Lorin Sookool is an independent dance artist, mother and seeker. Her praxis is process-based, intuitive, and slow by design, engaging socio-political questions through embodied research. She is the recipient of the Standard Bank Young Artist Award for Dance (2023) and the Pina Bausch Fellowship for Dance and Choreography (2021), and feels most at home in the waves of Muizenberg, where movement and listening continue to teach her.

Dianne Du Toit Albertze (she/her)

Ek sal my vel uittrek

The piece centres around the journey of self and going back into my lineage to learn where we come from, then the searching and unlearning of the inside, of being outside the binary and finding meaning of transness. Revisiting childhood-self and sexual experiences to coming to terms with body and skin: inside and out. TW:strong language

Dianne Du Toit Albertze is an award-winning writer from Namaqualand. She studied drama at Stellenbosch University, and completed her honours degree in directing in 2018. Her seminal novel Bottelnek breek bek was published by Human & Rousseau in 2022 and was shortlisted for the Jan Rabie-Rapport prize, among others. She received the Reinet Nagtegaal text prize in 2025. She regularly freelances for Die Burger, Huisgenoot and Klyntji.

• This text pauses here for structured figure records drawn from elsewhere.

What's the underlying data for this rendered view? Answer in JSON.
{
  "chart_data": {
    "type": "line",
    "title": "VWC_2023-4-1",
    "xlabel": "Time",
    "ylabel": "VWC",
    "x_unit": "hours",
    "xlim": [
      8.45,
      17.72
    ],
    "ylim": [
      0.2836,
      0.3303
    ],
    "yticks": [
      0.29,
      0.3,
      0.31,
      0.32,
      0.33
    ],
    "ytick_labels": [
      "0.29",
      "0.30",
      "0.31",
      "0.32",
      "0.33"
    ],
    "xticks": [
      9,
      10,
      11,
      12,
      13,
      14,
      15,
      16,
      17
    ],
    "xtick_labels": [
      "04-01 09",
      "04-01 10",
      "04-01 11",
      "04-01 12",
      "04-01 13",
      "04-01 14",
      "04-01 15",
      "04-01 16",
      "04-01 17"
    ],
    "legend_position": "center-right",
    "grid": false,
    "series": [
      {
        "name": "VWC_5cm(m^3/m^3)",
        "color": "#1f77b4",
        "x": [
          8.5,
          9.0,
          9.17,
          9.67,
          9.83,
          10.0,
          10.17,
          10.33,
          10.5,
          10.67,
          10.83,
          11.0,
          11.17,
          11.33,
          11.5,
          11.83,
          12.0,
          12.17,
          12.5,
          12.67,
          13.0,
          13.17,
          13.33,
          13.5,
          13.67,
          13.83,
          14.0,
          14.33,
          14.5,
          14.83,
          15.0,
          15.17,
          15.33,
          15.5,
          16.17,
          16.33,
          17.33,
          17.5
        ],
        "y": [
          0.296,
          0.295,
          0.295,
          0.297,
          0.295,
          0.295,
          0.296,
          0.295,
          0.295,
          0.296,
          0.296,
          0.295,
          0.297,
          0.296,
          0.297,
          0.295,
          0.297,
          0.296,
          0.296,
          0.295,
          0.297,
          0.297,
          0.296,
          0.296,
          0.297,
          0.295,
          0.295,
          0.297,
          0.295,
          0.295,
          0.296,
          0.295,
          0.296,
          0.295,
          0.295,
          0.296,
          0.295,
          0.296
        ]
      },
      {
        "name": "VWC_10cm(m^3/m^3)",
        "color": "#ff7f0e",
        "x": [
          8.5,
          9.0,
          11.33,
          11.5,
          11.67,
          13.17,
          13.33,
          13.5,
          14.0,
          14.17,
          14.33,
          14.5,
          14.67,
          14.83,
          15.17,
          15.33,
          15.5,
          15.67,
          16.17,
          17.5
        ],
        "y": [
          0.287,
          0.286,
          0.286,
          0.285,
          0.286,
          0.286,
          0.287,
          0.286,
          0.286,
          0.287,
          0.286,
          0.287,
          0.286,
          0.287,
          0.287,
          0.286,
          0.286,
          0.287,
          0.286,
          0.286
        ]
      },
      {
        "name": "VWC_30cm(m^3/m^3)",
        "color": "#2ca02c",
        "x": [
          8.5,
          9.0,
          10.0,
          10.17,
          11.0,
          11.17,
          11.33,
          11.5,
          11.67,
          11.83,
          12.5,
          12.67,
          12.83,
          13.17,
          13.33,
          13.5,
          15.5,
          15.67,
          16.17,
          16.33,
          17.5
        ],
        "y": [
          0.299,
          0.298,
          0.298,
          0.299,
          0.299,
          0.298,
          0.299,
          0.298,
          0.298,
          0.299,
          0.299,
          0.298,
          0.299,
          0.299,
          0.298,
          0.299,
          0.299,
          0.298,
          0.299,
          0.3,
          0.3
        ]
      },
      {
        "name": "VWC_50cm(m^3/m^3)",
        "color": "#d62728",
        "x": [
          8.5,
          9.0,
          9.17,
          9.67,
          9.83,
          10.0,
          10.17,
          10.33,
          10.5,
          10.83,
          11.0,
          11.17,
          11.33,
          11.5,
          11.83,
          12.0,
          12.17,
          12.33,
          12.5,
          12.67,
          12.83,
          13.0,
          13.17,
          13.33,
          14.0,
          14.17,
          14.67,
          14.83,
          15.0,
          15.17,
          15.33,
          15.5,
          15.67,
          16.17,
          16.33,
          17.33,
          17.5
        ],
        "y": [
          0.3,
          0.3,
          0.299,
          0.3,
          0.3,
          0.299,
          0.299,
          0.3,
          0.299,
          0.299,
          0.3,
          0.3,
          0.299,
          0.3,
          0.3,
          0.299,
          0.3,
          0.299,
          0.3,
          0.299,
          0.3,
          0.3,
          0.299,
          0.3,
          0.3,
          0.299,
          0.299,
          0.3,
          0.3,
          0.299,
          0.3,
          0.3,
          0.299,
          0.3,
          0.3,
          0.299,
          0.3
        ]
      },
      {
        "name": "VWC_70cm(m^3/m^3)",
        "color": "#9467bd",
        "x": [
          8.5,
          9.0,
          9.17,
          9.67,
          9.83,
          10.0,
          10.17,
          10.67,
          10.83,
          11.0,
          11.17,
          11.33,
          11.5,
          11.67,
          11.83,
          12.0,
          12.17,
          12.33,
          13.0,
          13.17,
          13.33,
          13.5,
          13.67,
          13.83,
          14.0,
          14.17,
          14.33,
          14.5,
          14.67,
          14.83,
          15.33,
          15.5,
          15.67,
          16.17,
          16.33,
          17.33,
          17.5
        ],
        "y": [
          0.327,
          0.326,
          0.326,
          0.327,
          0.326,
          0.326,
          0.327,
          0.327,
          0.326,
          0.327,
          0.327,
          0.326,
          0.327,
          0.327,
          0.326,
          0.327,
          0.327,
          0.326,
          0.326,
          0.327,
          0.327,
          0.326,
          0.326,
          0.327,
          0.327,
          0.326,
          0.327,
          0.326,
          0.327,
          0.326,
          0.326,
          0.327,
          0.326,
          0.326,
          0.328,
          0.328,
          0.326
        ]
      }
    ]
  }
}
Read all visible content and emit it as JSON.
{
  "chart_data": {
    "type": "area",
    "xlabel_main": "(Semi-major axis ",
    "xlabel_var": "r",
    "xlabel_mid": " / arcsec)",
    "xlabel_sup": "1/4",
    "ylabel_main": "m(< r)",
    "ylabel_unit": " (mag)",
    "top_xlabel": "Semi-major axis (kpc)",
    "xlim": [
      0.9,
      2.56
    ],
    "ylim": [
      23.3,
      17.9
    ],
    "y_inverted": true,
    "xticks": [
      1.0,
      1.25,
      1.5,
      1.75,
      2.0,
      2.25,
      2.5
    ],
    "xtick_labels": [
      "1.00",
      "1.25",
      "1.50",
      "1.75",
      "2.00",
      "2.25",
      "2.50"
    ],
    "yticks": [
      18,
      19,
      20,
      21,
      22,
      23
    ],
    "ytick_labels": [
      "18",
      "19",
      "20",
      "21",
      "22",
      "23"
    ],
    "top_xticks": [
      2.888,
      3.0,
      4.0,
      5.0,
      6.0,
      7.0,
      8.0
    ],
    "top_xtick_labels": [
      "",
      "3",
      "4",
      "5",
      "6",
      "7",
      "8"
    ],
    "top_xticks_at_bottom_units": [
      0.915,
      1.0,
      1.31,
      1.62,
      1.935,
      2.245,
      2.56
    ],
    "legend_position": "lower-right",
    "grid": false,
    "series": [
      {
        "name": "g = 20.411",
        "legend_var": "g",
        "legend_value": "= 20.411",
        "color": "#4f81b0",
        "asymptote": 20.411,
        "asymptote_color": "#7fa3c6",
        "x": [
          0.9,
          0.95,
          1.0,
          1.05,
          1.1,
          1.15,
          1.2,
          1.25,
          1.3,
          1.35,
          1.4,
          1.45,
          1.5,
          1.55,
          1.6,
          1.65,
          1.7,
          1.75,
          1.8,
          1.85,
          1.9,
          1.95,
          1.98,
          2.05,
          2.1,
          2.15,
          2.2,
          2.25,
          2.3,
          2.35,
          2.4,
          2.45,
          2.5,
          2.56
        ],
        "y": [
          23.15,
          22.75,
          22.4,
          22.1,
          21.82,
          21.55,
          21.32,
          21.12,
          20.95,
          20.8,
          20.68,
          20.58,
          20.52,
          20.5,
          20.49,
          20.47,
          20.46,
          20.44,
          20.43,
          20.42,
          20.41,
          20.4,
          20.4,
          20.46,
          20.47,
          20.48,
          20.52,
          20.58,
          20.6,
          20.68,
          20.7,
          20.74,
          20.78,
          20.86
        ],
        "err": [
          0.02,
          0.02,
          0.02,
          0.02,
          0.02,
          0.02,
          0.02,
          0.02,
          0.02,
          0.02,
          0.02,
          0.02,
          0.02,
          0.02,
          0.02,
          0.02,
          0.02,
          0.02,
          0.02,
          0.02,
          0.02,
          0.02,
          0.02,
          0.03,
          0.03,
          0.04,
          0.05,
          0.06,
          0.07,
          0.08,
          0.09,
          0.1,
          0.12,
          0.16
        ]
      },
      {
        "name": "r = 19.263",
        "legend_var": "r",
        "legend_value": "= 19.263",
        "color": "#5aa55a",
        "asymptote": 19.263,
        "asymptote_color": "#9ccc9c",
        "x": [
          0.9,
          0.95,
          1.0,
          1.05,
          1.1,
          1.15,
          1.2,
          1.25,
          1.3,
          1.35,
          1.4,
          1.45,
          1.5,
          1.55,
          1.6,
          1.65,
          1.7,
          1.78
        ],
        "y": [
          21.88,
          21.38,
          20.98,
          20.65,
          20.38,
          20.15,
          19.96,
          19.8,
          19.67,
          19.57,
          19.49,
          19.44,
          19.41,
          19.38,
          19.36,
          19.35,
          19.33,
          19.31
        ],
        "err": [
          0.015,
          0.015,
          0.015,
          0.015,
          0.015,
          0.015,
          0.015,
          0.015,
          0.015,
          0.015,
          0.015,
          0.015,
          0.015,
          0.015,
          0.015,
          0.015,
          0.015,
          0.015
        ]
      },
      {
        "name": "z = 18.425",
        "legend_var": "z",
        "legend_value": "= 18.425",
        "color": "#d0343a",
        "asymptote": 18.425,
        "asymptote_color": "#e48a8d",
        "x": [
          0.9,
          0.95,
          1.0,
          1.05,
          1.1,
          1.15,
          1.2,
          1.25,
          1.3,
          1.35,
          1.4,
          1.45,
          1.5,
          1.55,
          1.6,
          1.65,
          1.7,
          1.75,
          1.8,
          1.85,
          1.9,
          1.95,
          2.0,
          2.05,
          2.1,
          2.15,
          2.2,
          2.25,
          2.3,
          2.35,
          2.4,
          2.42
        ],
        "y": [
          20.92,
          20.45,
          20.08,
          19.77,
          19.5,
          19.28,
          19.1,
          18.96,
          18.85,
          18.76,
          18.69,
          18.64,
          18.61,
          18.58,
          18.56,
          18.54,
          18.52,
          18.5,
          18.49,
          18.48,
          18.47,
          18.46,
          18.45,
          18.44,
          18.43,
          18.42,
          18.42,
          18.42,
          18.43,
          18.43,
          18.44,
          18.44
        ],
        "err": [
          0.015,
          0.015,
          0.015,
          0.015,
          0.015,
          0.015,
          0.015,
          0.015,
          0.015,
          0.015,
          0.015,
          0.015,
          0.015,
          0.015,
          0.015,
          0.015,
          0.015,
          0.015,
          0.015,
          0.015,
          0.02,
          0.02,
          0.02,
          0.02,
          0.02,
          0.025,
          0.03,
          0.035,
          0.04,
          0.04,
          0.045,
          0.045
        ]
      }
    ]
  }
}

Roxanne de Freitas (she/her)

snake skin

snake skin is a ritual of self renewal through shedding. 18+ and TW: possible mentions of sexual abuse 

Roxanne de Freitas is an interdisciplinary performance artist creating sensuously evocative and socio-politically incisive encounters. 

Qondiswa James (she/her)

Phallic Smash

An experimental live art exploration of consent and nuanced sexual abuse and accumulated childhood trauma. Using the materiality of clay and the practice of storytelling, the work is a candid conversation on romance and intimate encounters over the years.

Qondiswa James is a freelance cultural worker living between Cape Town and Johannesburg. She is an award-winning writer and theatre-maker, performance artist, film and theatre performer, installation artist, arts facilitator and activist. She has received her Masters in Live Art, Interdisciplinary and Public Art and Public Spheres at the Institute of Creative Arts. Her work engages the socio-political imagination towards mobilising transgression.

Marie Hahne (she/her) and Gordon Evans (he/him)
Solo Sokkie


This performance invites our insecurities for a cup of tea—and Sokkie. Together we negotiates the space between vulnerability and self-love, moving between the desire for connection and the fear of rejection. We explore how agency can be reclaimed through small gestures and shared rituals.

Disclaimer: The piece gradually opens up to be participatory. Everyone is welcome to engage within their own ability and level of comfort.